Waves, or clouds? Both!

Amy Christie Hunter.

Let’s take a look at clouds from both sides now. Amy Hunter snapped an exceptional picture of some uncommon clouds over Smith Mountain near the town of Moneta, Virginia, and published it on Facebook late Tuesday.

” When I saw the clouds rolling over the mountain, I got my phone as rapidly as I might to record the minute,” Hunter informed me. “It just lasted a couple of seconds or two, it was actually like a wave crashing.”

Hunter shared the photo on a Facebook Smith Mountain Lake photo group, and the image began making waves of its own. In an excellent way.

” A regional meteorologist saw it and asked if he might share it on the news,” she stated. “The next thing I understand, all the significant news outlets are asking my approval to utilize the picture.”

The meteorologist informed Hunter the clouds are called “tsunami clouds,” however the more official name for the wave-like clouds is “Kelvin-Helmholtz waves,” CNET moms and dad website CBS Report They typically form on windy days.
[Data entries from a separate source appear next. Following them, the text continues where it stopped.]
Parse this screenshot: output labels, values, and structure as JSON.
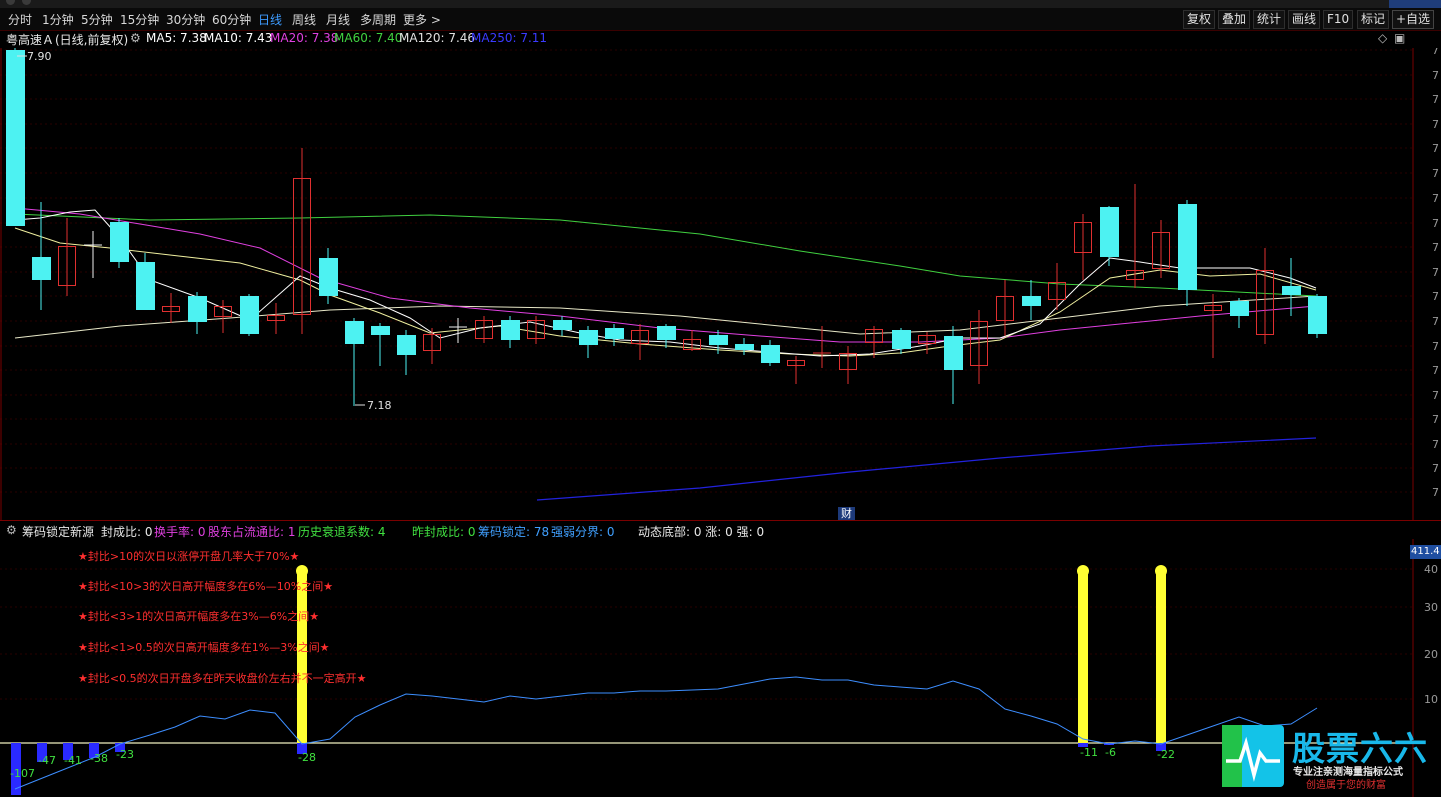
{
  "toolbar": {
    "periods": [
      "分时",
      "1分钟",
      "5分钟",
      "15分钟",
      "30分钟",
      "60分钟",
      "日线",
      "周线",
      "月线",
      "多周期",
      "更多 >"
    ],
    "active_period": "日线",
    "tools": [
      "复权",
      "叠加",
      "统计",
      "画线",
      "F10",
      "标记",
      "+自选"
    ]
  },
  "stock": {
    "name": "粤高速Ａ",
    "mode": "(日线,前复权)",
    "ma": [
      {
        "label": "MA5: 7.38",
        "color": "#ffffff"
      },
      {
        "label": "MA10: 7.43",
        "color": "#ffffff"
      },
      {
        "label": "MA20: 7.38",
        "color": "#e040e0"
      },
      {
        "label": "MA60: 7.40",
        "color": "#40d040"
      },
      {
        "label": "MA120: 7.46",
        "color": "#e0e0e0"
      },
      {
        "label": "MA250: 7.11",
        "color": "#3a3aff"
      }
    ],
    "high_label": "7.90",
    "low_label": "7.18",
    "finance_marker": "财",
    "right_axis_glyph": "7"
  },
  "indicator": {
    "name": "筹码锁定新源",
    "fields": [
      {
        "label": "封成比: 0",
        "color": "#e8e8e8"
      },
      {
        "label": "换手率: 0",
        "color": "#e040e0"
      },
      {
        "label": "股东占流通比: 1",
        "color": "#e040e0"
      },
      {
        "label": "历史衰退系数: 4",
        "color": "#40e040"
      },
      {
        "label": "昨封成比: 0",
        "color": "#40e040"
      },
      {
        "label": "筹码锁定: 78",
        "color": "#40a0ff"
      },
      {
        "label": "强弱分界: 0",
        "color": "#40a0ff"
      },
      {
        "label": "动态底部: 0 涨: 0 强: 0",
        "color": "#e8e8e8"
      }
    ],
    "notes": [
      "★封比>10的次日以涨停开盘几率大于70%★",
      "★封比<10>3的次日高开幅度多在6%—10%之间★",
      "★封比<3>1的次日高开幅度多在3%—6%之间★",
      "★封比<1>0.5的次日高开幅度多在1%—3%之间★",
      "★封比<0.5的次日开盘多在昨天收盘价左右并不一定高开★"
    ],
    "axis": [
      "40",
      "30",
      "20",
      "10"
    ],
    "badge": "411.4",
    "value_labels": [
      "-107",
      "-47",
      "-41",
      "-38",
      "-23",
      "-28",
      "-11",
      "-6",
      "-22"
    ]
  },
  "brand": {
    "name": "股票六六",
    "line1": "专业注亲测海量指标公式",
    "line2": "创造属于您的财富"
  }
}
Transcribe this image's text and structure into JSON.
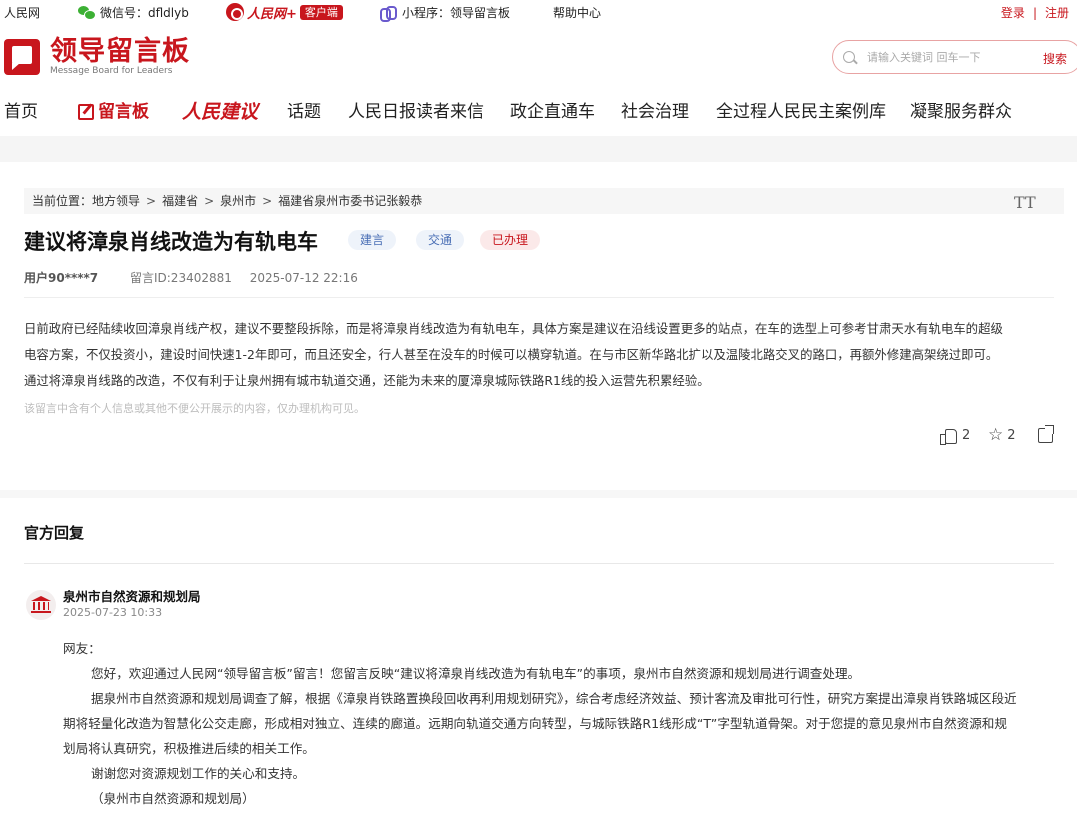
{
  "topbar": {
    "site": "人民网",
    "wechat": "微信号：dfldlyb",
    "client_name": "人民网+",
    "client_tag": "客户端",
    "mini_program": "小程序：领导留言板",
    "help": "帮助中心",
    "login": "登录",
    "divider": "|",
    "register": "注册"
  },
  "logo": {
    "cn": "领导留言板",
    "en": "Message Board for Leaders"
  },
  "search": {
    "placeholder": "请输入关键词 回车一下",
    "button": "搜索"
  },
  "nav": {
    "home": "首页",
    "board": "留言板",
    "jianyi": "人民建议",
    "topics": "话题",
    "letters": "人民日报读者来信",
    "enterprise": "政企直通车",
    "governance": "社会治理",
    "cases": "全过程人民民主案例库",
    "service": "凝聚服务群众"
  },
  "breadcrumb": {
    "prefix": "当前位置：地方领导",
    "sep": ">",
    "province": "福建省",
    "city": "泉州市",
    "leader": "福建省泉州市委书记张毅恭"
  },
  "font_size_toggle": "TT",
  "message": {
    "title": "建议将漳泉肖线改造为有轨电车",
    "tags": [
      "建言",
      "交通",
      "已办理"
    ],
    "user": "用户90****7",
    "id": "留言ID:23402881",
    "date": "2025-07-12 22:16",
    "body_lines": [
      "日前政府已经陆续收回漳泉肖线产权，建议不要整段拆除，而是将漳泉肖线改造为有轨电车，具体方案是建议在沿线设置更多的站点，在车的选型上可参考甘肃天水有轨电车的超级",
      "电容方案，不仅投资小，建设时间快速1-2年即可，而且还安全，行人甚至在没车的时候可以横穿轨道。在与市区新华路北扩以及温陵北路交叉的路口，再额外修建高架绕过即可。",
      "通过将漳泉肖线路的改造，不仅有利于让泉州拥有城市轨道交通，还能为未来的厦漳泉城际铁路R1线的投入运营先积累经验。"
    ],
    "notice": "该留言中含有个人信息或其他不便公开展示的内容，仅办理机构可见。",
    "likes": "2",
    "favorites": "2"
  },
  "reply": {
    "heading": "官方回复",
    "org": "泉州市自然资源和规划局",
    "time": "2025-07-23 10:33",
    "greeting": "网友：",
    "para1": "您好，欢迎通过人民网“领导留言板”留言！您留言反映“建议将漳泉肖线改造为有轨电车”的事项，泉州市自然资源和规划局进行调查处理。",
    "para2_lines": [
      "据泉州市自然资源和规划局调查了解，根据《漳泉肖铁路置换段回收再利用规划研究》，综合考虑经济效益、预计客流及审批可行性，研究方案提出漳泉肖铁路城区段近",
      "期将轻量化改造为智慧化公交走廊，形成相对独立、连续的廊道。远期向轨道交通方向转型，与城际铁路R1线形成“T”字型轨道骨架。对于您提的意见泉州市自然资源和规",
      "划局将认真研究，积极推进后续的相关工作。"
    ],
    "para3": "谢谢您对资源规划工作的关心和支持。",
    "signature": "（泉州市自然资源和规划局）"
  },
  "colors": {
    "brand_red": "#c8161d",
    "tag_blue": "#4a6fb5"
  }
}
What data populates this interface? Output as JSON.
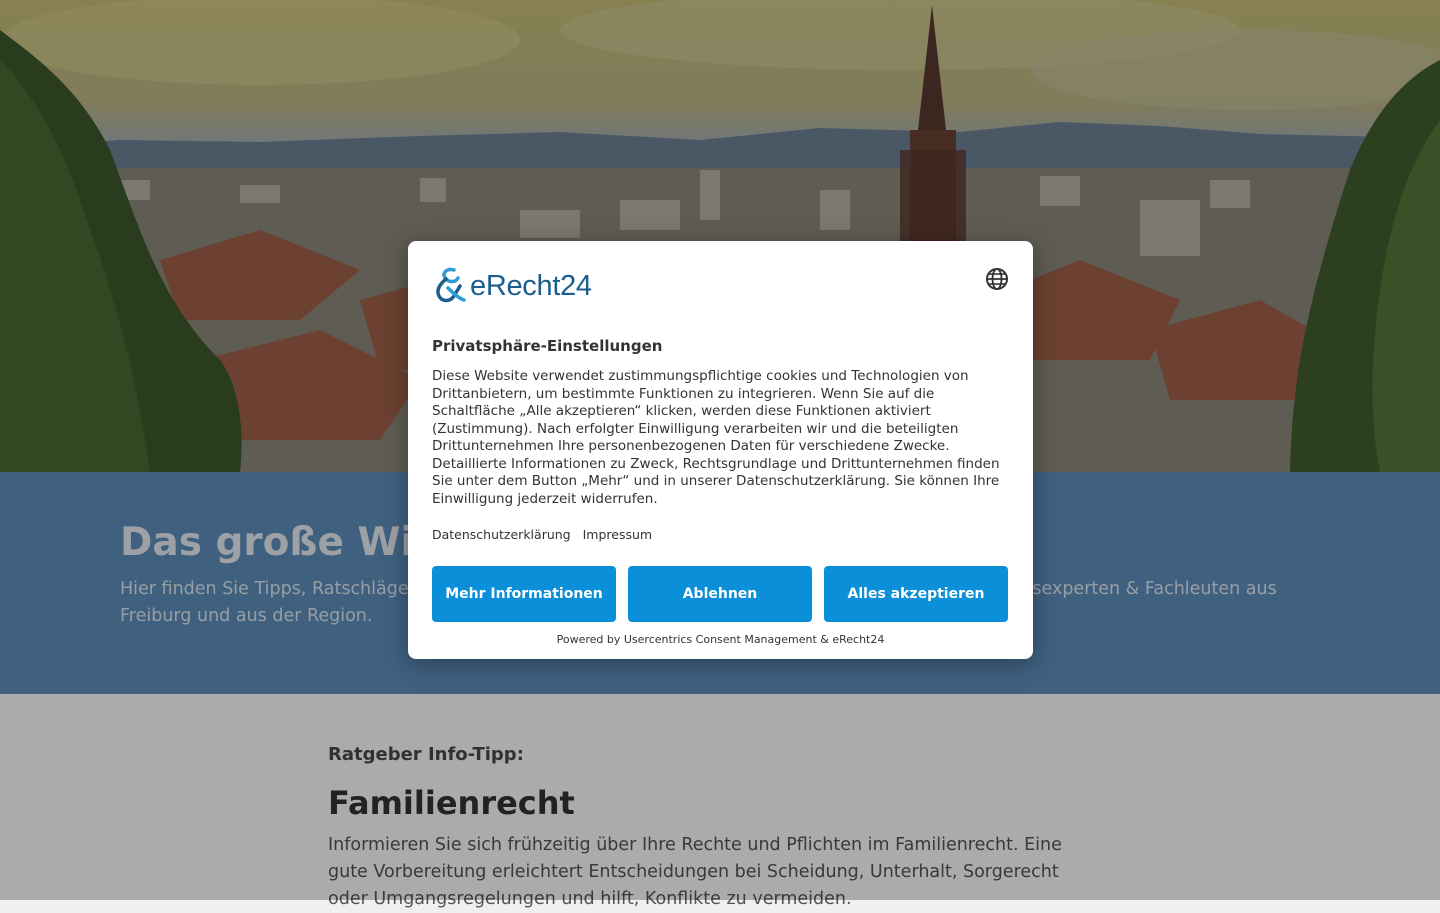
{
  "page": {
    "hero_image": "Freiburg city panorama with Freiburg Minster cathedral spire",
    "headline": "Das große Wissensportal für Recht & Rat",
    "intro": "Hier finden Sie Tipps, Ratschläge und Wissenswertes rund um Recht und Gesetz – aufbereitet von Rechtsexperten & Fachleuten aus Freiburg und aus der Region.",
    "tip_label": "Ratgeber Info-Tipp:",
    "tip_title": "Familienrecht",
    "tip_text": "Informieren Sie sich frühzeitig über Ihre Rechte und Pflichten im Familienrecht. Eine gute Vorbereitung erleichtert Entscheidungen bei Scheidung, Unterhalt, Sorgerecht oder Umgangsregelungen und hilft, Konflikte zu vermeiden."
  },
  "consent": {
    "logo_text": "eRecht24",
    "language_icon": "globe-icon",
    "title": "Privatsphäre-Einstellungen",
    "body": "Diese Website verwendet zustimmungspflichtige cookies und Technologien von Drittanbietern, um bestimmte Funktionen zu integrieren. Wenn Sie auf die Schaltfläche „Alle akzeptieren“ klicken, werden diese Funktionen aktiviert (Zustimmung). Nach erfolgter Einwilligung verarbeiten wir und die beteiligten Drittunternehmen Ihre personenbezogenen Daten für verschiedene Zwecke. Detaillierte Informationen zu Zweck, Rechtsgrundlage und Drittunternehmen finden Sie unter dem Button „Mehr“ und in unserer Datenschutzerklärung. Sie können Ihre Einwilligung jederzeit widerrufen.",
    "link_privacy": "Datenschutzerklärung",
    "link_imprint": "Impressum",
    "btn_more": "Mehr Informationen",
    "btn_deny": "Ablehnen",
    "btn_accept": "Alles akzeptieren",
    "powered_by": "Powered by Usercentrics Consent Management & eRecht24"
  },
  "colors": {
    "band": "#5f90be",
    "button": "#0b8fd8",
    "logo": "#1b5e8d"
  }
}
” I understood it was an uncommon cloud development however I had no concept it is so uncommon,” Hunter stated. “I was extremely delighted to share it with the world since it is such a phenomenon.”

Hunter isn’t an expert photographer, however takes pleasure in taking images of nature and landscapes as a pastime, keeping in mind that she shares them on her Instagram page

There’s likewise an artistic accent to the cloud development. According to EarthSky.org, this sort of cloud development might have motivated Vincent van Gogh’s well known painting The Starry Night, the renowned blue and yellow painting revealing the swirling sky as the artist saw it from his asylum space in1889

Initially released June 19, 2: 13 p.m. PT.
Update, 2: 52 p.m. PT: Includes more remarks from Hunter.